Pharma 4.0: quality management in the digital age

Robert Gaertner, director strategy, Veeva QualityDocs, looks at the way that digitisation has changed life sciences and what the future holds, including technology development and upcoming regulatory requirements

Today’s pharmaceutical companies are moving away from the ‘one-size-fits-all’ approach, recognising the need to develop more personalised treatments. However, traditional manufacturing and quality functions will struggle to keep pace with this necessary innovation in personalised therapies unless there is a change. This is where ‘Industry 4.0’ as the next big trend has potential to revolutionise pharmaceutical operations from the inside.

Increased cost pressure and greater global competition require a different approach. Companies are starting to combine drugs, advanced application devices, and medical apps to be more patient-centric. However, previous product launch approaches, process technologies, and proven validation concepts are no longer sufficient, as they have an increasing number of product variants and smaller batch sizes.

Enabling personalisation of medicines requires more than putting a nice wrapper around the same processes and systems that have been in place for decades. Digitalisation will play a strategic role in all aspects of the new value chain, from R&D to manufacturing to patient-centric information exchange. Industry 4.0, therefore, is not only about new technology, but also domain-specific concepts and standards that transform supply chains, manufacturing facilities, and processes.

This technology leap will lead to disruption, which brings with it a level of uncertainty. But this uncertainty cannot be an excuse to halt progress. And no other industry is more prepared than the pharmaceutical industry to analyse critical processes, assess risks, and define controls. This is where the quality organisation is critical to a digital revolution. As a result, it is essential that quality professionals gain a deep understanding of information technologies so they can advise on how to best implement them in a timely and compliant manner.

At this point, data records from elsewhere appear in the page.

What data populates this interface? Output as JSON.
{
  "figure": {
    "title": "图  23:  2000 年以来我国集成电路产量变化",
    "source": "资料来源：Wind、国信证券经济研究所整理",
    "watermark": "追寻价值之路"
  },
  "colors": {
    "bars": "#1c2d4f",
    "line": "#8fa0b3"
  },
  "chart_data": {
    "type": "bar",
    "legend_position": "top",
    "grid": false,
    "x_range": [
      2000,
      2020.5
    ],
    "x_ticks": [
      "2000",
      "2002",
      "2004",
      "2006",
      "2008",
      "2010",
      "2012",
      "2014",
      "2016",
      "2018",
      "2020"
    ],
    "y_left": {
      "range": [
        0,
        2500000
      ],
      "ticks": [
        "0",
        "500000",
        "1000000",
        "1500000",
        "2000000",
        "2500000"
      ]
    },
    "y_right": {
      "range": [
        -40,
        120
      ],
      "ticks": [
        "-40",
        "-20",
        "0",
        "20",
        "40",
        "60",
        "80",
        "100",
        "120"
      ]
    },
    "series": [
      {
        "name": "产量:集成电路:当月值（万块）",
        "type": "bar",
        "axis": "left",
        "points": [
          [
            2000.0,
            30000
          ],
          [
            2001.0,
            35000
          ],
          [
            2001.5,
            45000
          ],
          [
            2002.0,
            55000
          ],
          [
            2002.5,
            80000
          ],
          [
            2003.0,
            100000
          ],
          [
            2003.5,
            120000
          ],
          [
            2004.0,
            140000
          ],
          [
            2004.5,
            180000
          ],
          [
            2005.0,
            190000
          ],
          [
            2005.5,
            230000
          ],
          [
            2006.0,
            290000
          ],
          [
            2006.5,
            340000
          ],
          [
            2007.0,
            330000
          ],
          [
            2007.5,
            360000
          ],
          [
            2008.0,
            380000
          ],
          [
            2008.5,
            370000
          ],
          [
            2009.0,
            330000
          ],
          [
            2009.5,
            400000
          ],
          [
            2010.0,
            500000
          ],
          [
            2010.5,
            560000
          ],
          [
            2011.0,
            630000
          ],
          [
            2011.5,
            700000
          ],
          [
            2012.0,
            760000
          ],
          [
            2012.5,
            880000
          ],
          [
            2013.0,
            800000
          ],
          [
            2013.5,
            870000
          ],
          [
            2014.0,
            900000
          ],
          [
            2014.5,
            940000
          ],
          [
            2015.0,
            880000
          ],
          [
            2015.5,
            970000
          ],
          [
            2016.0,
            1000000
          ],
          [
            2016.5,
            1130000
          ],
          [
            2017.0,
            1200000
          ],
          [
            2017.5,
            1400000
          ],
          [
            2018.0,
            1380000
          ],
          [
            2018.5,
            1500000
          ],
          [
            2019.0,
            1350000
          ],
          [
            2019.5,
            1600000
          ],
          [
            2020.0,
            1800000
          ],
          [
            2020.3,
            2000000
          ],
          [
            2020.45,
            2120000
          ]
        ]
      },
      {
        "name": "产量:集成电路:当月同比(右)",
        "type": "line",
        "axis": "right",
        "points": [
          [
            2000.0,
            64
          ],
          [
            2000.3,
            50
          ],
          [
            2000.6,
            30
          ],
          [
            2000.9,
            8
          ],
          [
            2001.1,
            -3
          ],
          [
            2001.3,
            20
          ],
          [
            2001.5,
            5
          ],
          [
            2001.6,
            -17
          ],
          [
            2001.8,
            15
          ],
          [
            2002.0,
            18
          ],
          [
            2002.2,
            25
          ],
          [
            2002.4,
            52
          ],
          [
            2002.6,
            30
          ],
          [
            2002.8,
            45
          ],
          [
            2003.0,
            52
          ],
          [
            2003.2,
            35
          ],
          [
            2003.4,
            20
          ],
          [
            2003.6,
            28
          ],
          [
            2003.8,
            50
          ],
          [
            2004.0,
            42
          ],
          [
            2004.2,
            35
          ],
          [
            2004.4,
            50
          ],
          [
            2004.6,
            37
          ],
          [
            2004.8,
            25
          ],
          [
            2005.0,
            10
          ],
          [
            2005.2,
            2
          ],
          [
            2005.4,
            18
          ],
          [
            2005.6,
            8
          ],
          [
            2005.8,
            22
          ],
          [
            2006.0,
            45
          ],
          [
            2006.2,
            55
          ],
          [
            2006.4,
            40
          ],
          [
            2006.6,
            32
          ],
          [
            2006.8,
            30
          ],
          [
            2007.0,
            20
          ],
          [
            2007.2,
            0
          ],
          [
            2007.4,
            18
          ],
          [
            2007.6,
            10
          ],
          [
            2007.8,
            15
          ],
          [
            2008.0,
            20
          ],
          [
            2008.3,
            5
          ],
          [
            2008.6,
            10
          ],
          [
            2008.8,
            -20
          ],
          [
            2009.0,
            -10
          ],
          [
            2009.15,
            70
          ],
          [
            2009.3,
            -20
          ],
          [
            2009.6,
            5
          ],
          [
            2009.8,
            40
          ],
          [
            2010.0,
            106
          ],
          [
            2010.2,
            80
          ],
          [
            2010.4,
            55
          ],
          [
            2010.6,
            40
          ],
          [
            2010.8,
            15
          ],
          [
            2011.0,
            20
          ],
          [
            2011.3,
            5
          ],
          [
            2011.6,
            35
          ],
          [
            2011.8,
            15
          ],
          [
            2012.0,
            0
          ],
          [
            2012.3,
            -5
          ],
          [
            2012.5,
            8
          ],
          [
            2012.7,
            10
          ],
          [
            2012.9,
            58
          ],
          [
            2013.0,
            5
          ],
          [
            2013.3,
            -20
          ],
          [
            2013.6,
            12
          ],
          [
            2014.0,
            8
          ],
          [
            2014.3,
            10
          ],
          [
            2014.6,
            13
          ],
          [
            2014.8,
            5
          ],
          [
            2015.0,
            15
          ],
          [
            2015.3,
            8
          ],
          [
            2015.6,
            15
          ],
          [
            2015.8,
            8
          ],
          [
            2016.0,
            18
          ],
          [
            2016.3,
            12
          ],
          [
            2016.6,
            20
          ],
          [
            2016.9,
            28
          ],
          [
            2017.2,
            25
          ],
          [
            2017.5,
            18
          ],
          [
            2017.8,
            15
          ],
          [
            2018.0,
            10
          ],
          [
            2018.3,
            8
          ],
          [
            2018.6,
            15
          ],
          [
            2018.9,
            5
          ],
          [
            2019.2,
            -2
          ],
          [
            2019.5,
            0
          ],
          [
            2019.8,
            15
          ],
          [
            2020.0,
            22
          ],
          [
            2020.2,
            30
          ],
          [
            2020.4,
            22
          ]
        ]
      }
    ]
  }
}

From Industry 4.0 to Pharma 4.0

The vision for Industry 4.0 is to connect all resources – human, data, and physical machines – in one virtual network. This connectivity is both within and beyond company walls; the most benefit will be achieved by going beyond plant walls.

Industry 4.0 combines diverse technologies, including big data analytics and cloud computing. The ability to analyse enormous data volumes and share insight across the virtual value chain will be important to delivering new innovation and responding to changing market dynamics. Content and data are stored in a regulated cloud repository so information can be accessed in real time from anywhere.

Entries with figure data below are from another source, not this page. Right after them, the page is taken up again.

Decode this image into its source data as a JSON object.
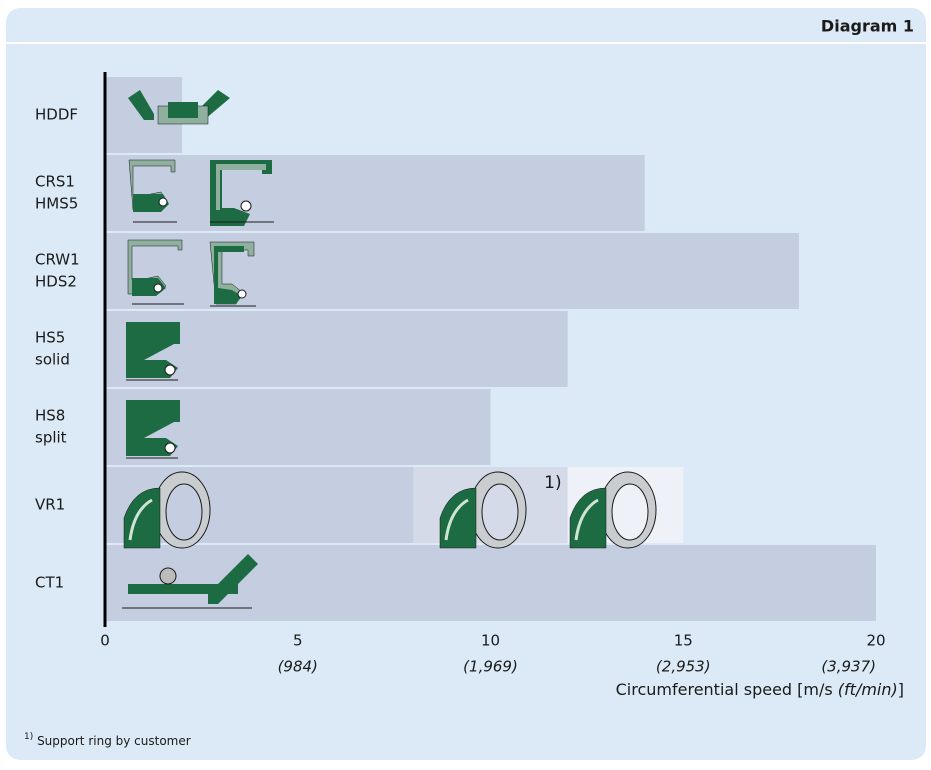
{
  "header": "Diagram 1",
  "chart_data": {
    "type": "bar",
    "orientation": "horizontal",
    "categories": [
      [
        "HDDF"
      ],
      [
        "CRS1",
        "HMS5"
      ],
      [
        "CRW1",
        "HDS2"
      ],
      [
        "HS5",
        "solid"
      ],
      [
        "HS8",
        "split"
      ],
      [
        "VR1"
      ],
      [
        "CT1"
      ]
    ],
    "series": [
      {
        "color": "#c4cee0",
        "values": [
          2,
          14,
          18,
          12,
          10,
          8,
          20
        ]
      },
      {
        "color": "#d4dae8",
        "values": [
          null,
          null,
          null,
          null,
          null,
          4,
          null
        ],
        "note": "1)"
      },
      {
        "color": "#eef1f7",
        "values": [
          null,
          null,
          null,
          null,
          null,
          3,
          null
        ]
      }
    ],
    "xlim": [
      0,
      20
    ],
    "xticks": [
      0,
      5,
      10,
      15,
      20
    ],
    "xticks_secondary": [
      {
        "value": 5,
        "label": "(984)"
      },
      {
        "value": 10,
        "label": "(1,969)"
      },
      {
        "value": 15,
        "label": "(2,953)"
      },
      {
        "value": 20,
        "label": "(3,937)"
      }
    ],
    "xlabel": {
      "text": "Circumferential speed [m/s ",
      "italic": "(ft/min)",
      "end": "]"
    }
  },
  "footnote": {
    "marker": "1)",
    "text": " Support ring by customer"
  }
}
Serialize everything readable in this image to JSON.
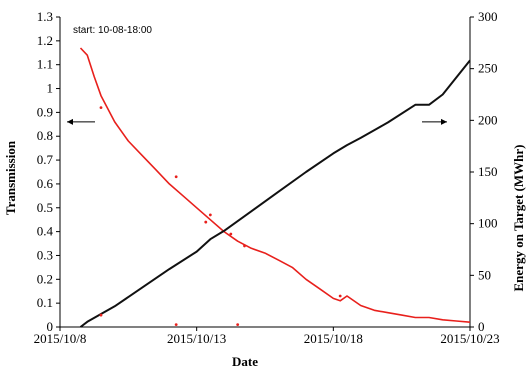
{
  "chart_data": {
    "type": "line",
    "title": "",
    "xlabel": "Date",
    "ylabel": "Transmission",
    "y2label": "Energy on Target (MWhr)",
    "annotation": "start: 10-08-18:00",
    "x_axis": {
      "type": "date",
      "range": [
        "2015-10-08",
        "2015-10-23"
      ],
      "ticks": [
        "2015-10-08",
        "2015-10-13",
        "2015-10-18",
        "2015-10-23"
      ],
      "tick_labels": [
        "2015/10/8",
        "2015/10/13",
        "2015/10/18",
        "2015/10/23"
      ]
    },
    "ylim": [
      0,
      1.3
    ],
    "y_ticks": [
      0,
      0.1,
      0.2,
      0.3,
      0.4,
      0.5,
      0.6,
      0.7,
      0.8,
      0.9,
      1,
      1.1,
      1.2,
      1.3
    ],
    "y_tick_labels": [
      "0",
      "0.1",
      "0.2",
      "0.3",
      "0.4",
      "0.5",
      "0.6",
      "0.7",
      "0.8",
      "0.9",
      "1",
      "1.1",
      "1.2",
      "1.3"
    ],
    "y2lim": [
      0,
      300
    ],
    "y2_ticks": [
      0,
      50,
      100,
      150,
      200,
      250,
      300
    ],
    "y2_tick_labels": [
      "0",
      "50",
      "100",
      "150",
      "200",
      "250",
      "300"
    ],
    "grid": false,
    "arrows": [
      {
        "direction": "left",
        "indicates_axis": "left"
      },
      {
        "direction": "right",
        "indicates_axis": "right"
      }
    ],
    "series": [
      {
        "axis": "left",
        "color": "#e8201c",
        "style": "line",
        "x": [
          "2015-10-08 18:00",
          "2015-10-09 00:00",
          "2015-10-09 06:00",
          "2015-10-09 12:00",
          "2015-10-10 00:00",
          "2015-10-10 12:00",
          "2015-10-11 00:00",
          "2015-10-11 12:00",
          "2015-10-12 00:00",
          "2015-10-12 12:00",
          "2015-10-13 00:00",
          "2015-10-13 12:00",
          "2015-10-14 00:00",
          "2015-10-14 12:00",
          "2015-10-15 00:00",
          "2015-10-15 12:00",
          "2015-10-16 00:00",
          "2015-10-16 12:00",
          "2015-10-17 00:00",
          "2015-10-17 12:00",
          "2015-10-18 00:00",
          "2015-10-18 06:00",
          "2015-10-18 12:00",
          "2015-10-19 00:00",
          "2015-10-19 12:00",
          "2015-10-20 00:00",
          "2015-10-20 12:00",
          "2015-10-21 00:00",
          "2015-10-21 12:00",
          "2015-10-22 00:00",
          "2015-10-22 12:00",
          "2015-10-23 00:00"
        ],
        "y": [
          1.17,
          1.14,
          1.05,
          0.97,
          0.86,
          0.78,
          0.72,
          0.66,
          0.6,
          0.55,
          0.5,
          0.45,
          0.4,
          0.36,
          0.33,
          0.31,
          0.28,
          0.25,
          0.2,
          0.16,
          0.12,
          0.11,
          0.13,
          0.09,
          0.07,
          0.06,
          0.05,
          0.04,
          0.04,
          0.03,
          0.025,
          0.02
        ]
      },
      {
        "axis": "right",
        "color": "#111111",
        "style": "line",
        "x": [
          "2015-10-08 18:00",
          "2015-10-09 00:00",
          "2015-10-10 00:00",
          "2015-10-11 00:00",
          "2015-10-12 00:00",
          "2015-10-13 00:00",
          "2015-10-13 12:00",
          "2015-10-14 00:00",
          "2015-10-15 00:00",
          "2015-10-16 00:00",
          "2015-10-17 00:00",
          "2015-10-18 00:00",
          "2015-10-18 12:00",
          "2015-10-19 00:00",
          "2015-10-20 00:00",
          "2015-10-21 00:00",
          "2015-10-21 12:00",
          "2015-10-22 00:00",
          "2015-10-23 00:00"
        ],
        "y": [
          0,
          5,
          20,
          38,
          56,
          73,
          85,
          93,
          112,
          131,
          150,
          168,
          176,
          183,
          198,
          215,
          215,
          225,
          258
        ]
      }
    ],
    "scatter": {
      "axis": "left",
      "color": "#e8201c",
      "x": [
        "2015-10-09 12:00",
        "2015-10-12 06:00",
        "2015-10-13 12:00",
        "2015-10-13 08:00",
        "2015-10-14 06:00",
        "2015-10-14 18:00",
        "2015-10-09 12:00",
        "2015-10-12 06:00",
        "2015-10-14 12:00",
        "2015-10-18 06:00"
      ],
      "y": [
        0.05,
        0.01,
        0.47,
        0.44,
        0.39,
        0.34,
        0.92,
        0.63,
        0.01,
        0.13
      ]
    }
  }
}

By applying the concepts of Industry 4.0 to the pharmaceutical industry, “Pharma 4.0” is both revolutionary and transformational from the outbound flow of goods to the information flowback of real-time patient data.

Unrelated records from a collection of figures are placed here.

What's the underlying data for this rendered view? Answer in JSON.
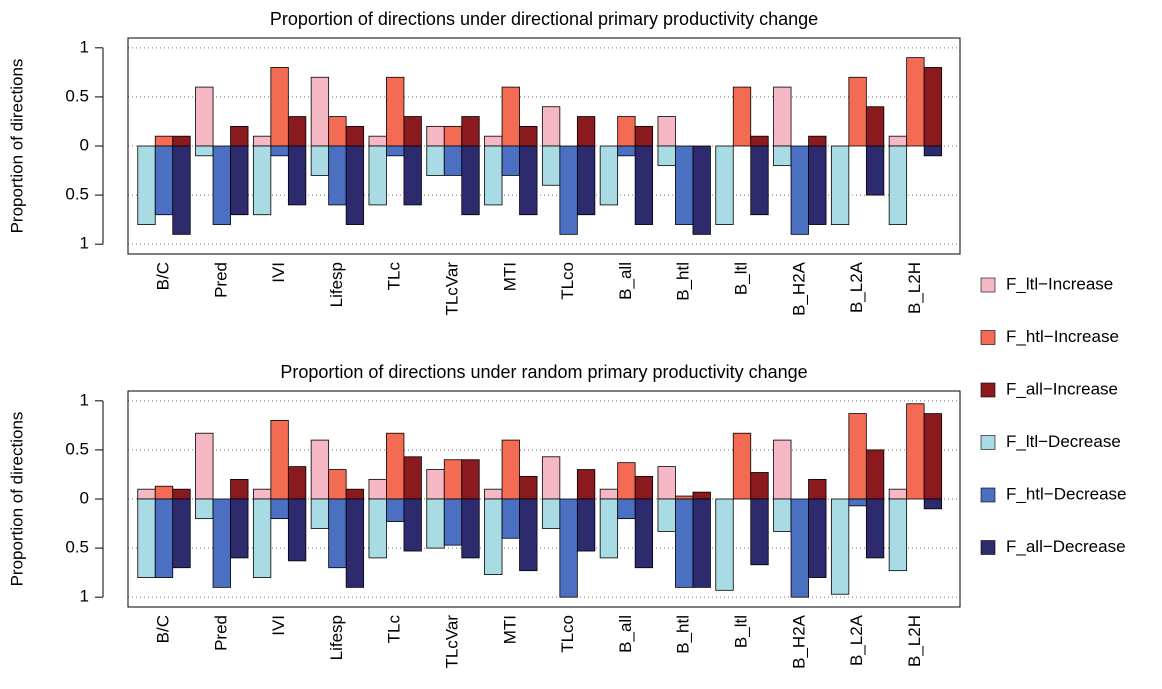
{
  "chart_data": [
    {
      "type": "bar",
      "title": "Proportion of directions under directional primary productivity change",
      "y_label": "Proportion of directions",
      "categories": [
        "B/C",
        "Pred",
        "IVI",
        "Lifesp",
        "TLc",
        "TLcVar",
        "MTI",
        "TLco",
        "B_all",
        "B_htl",
        "B_ltl",
        "B_H2A",
        "B_L2A",
        "B_L2H"
      ],
      "series": [
        {
          "name": "F_ltl−Increase",
          "color": "#f5b8c4",
          "values": [
            0,
            0.6,
            0.1,
            0.7,
            0.1,
            0.2,
            0.1,
            0.4,
            0,
            0.3,
            0,
            0.6,
            0,
            0.1
          ]
        },
        {
          "name": "F_htl−Increase",
          "color": "#f26b52",
          "values": [
            0.1,
            0,
            0.8,
            0.3,
            0.7,
            0.2,
            0.6,
            0,
            0.3,
            0,
            0.6,
            0,
            0.7,
            0.9
          ]
        },
        {
          "name": "F_all−Increase",
          "color": "#8b1a1e",
          "values": [
            0.1,
            0.2,
            0.3,
            0.2,
            0.3,
            0.3,
            0.2,
            0.3,
            0.2,
            0,
            0.1,
            0.1,
            0.4,
            0.8
          ]
        },
        {
          "name": "F_ltl−Decrease",
          "color": "#a8dbe4",
          "values": [
            -0.8,
            -0.1,
            -0.7,
            -0.3,
            -0.6,
            -0.3,
            -0.6,
            -0.4,
            -0.6,
            -0.2,
            -0.8,
            -0.2,
            -0.8,
            -0.8
          ]
        },
        {
          "name": "F_htl−Decrease",
          "color": "#4b70c2",
          "values": [
            -0.7,
            -0.8,
            -0.1,
            -0.6,
            -0.1,
            -0.3,
            -0.3,
            -0.9,
            -0.1,
            -0.8,
            0,
            -0.9,
            0,
            0
          ]
        },
        {
          "name": "F_all−Decrease",
          "color": "#2e2a6e",
          "values": [
            -0.9,
            -0.7,
            -0.6,
            -0.8,
            -0.6,
            -0.7,
            -0.7,
            -0.7,
            -0.8,
            -0.9,
            -0.7,
            -0.8,
            -0.5,
            -0.1
          ]
        }
      ],
      "ylim": [
        -1.1,
        1.1
      ],
      "yticks": [
        {
          "value": -1,
          "label": "1"
        },
        {
          "value": -0.5,
          "label": "0.5"
        },
        0,
        0.5,
        1
      ],
      "grid": true
    },
    {
      "type": "bar",
      "title": "Proportion of directions under random primary productivity change",
      "y_label": "Proportion of directions",
      "categories": [
        "B/C",
        "Pred",
        "IVI",
        "Lifesp",
        "TLc",
        "TLcVar",
        "MTI",
        "TLco",
        "B_all",
        "B_htl",
        "B_ltl",
        "B_H2A",
        "B_L2A",
        "B_L2H"
      ],
      "series": [
        {
          "values": [
            0.1,
            0.67,
            0.1,
            0.6,
            0.2,
            0.3,
            0.1,
            0.43,
            0.1,
            0.33,
            0,
            0.6,
            0,
            0.1
          ]
        },
        {
          "values": [
            0.13,
            0,
            0.8,
            0.3,
            0.67,
            0.4,
            0.6,
            0,
            0.37,
            0.03,
            0.67,
            0,
            0.87,
            0.97
          ]
        },
        {
          "values": [
            0.1,
            0.2,
            0.33,
            0.1,
            0.43,
            0.4,
            0.23,
            0.3,
            0.23,
            0.07,
            0.27,
            0.2,
            0.5,
            0.87
          ]
        },
        {
          "values": [
            -0.8,
            -0.2,
            -0.8,
            -0.3,
            -0.6,
            -0.5,
            -0.77,
            -0.3,
            -0.6,
            -0.33,
            -0.93,
            -0.33,
            -0.97,
            -0.73
          ]
        },
        {
          "values": [
            -0.8,
            -0.9,
            -0.2,
            -0.7,
            -0.23,
            -0.47,
            -0.4,
            -1,
            -0.2,
            -0.9,
            0,
            -1,
            -0.07,
            0
          ]
        },
        {
          "values": [
            -0.7,
            -0.6,
            -0.63,
            -0.9,
            -0.53,
            -0.6,
            -0.73,
            -0.53,
            -0.7,
            -0.9,
            -0.67,
            -0.8,
            -0.6,
            -0.1
          ]
        }
      ],
      "ylim": [
        -1.1,
        1.1
      ],
      "yticks": [
        {
          "value": -1,
          "label": "1"
        },
        {
          "value": -0.5,
          "label": "0.5"
        },
        0,
        0.5,
        1
      ],
      "grid": true
    }
  ]
}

Impact on quality organisations

The trend towards more individualised therapies means more quality data to review and more releases to support. With this comes more pressure on quality to avoid being the bottleneck in a make-to-order world. 

Realisation of Pharma 4.0, however, requires a shift in how GxP content and data are managed. Today’s approach is still greatly based on paper and a traditional definition of documentation needs. This slows down processes and is limited when it comes to efficient knowledge sharing and collaboration across multiple parties.

Transformation needs to start with changing the mindset and perception of GxP content:

• Electronic content is not just “paper under glass” – Many enterprises think they have state-of-the-art execution systems, but those systems still support paper-based processing for GxP record-keeping. Looking ahead, GxP-compliant documentation will arise in new electronic formats, which cannot be properly managed with legacy paper-based processes.
• GxP and non-GxP data management will merge – GxP relevance to records and systems will be defined by usage, not physical separation (e.g. multiple paper/file copies). This means classification as GxP or non-GxP will not be feasible anymore, and this requires security mechanisms and controls for non-GxP areas.
• Global collaboration and content exchange are musts – The goal is no longer to isolate content and data behind company walls, but rather to facilitate a secure exchange among a virtual team. Team set-up can change quickly, and processes may need to be reconfigured. Therefore, it is important to not only grant access to external parties on a granular level, but also to revoke access in a flexible, secure fashion.

The trend towards personalised therapies requires a transformation – one that supports the shift from inflexible mass production to manufacturing individually tailored products with the expected quality, safety, and efficacy. A Pharma 4.0 approach is needed to support this shift. Quality needs to mandate the assessment of risks and the implementation of effective controls to open the doors to Pharma 4.0.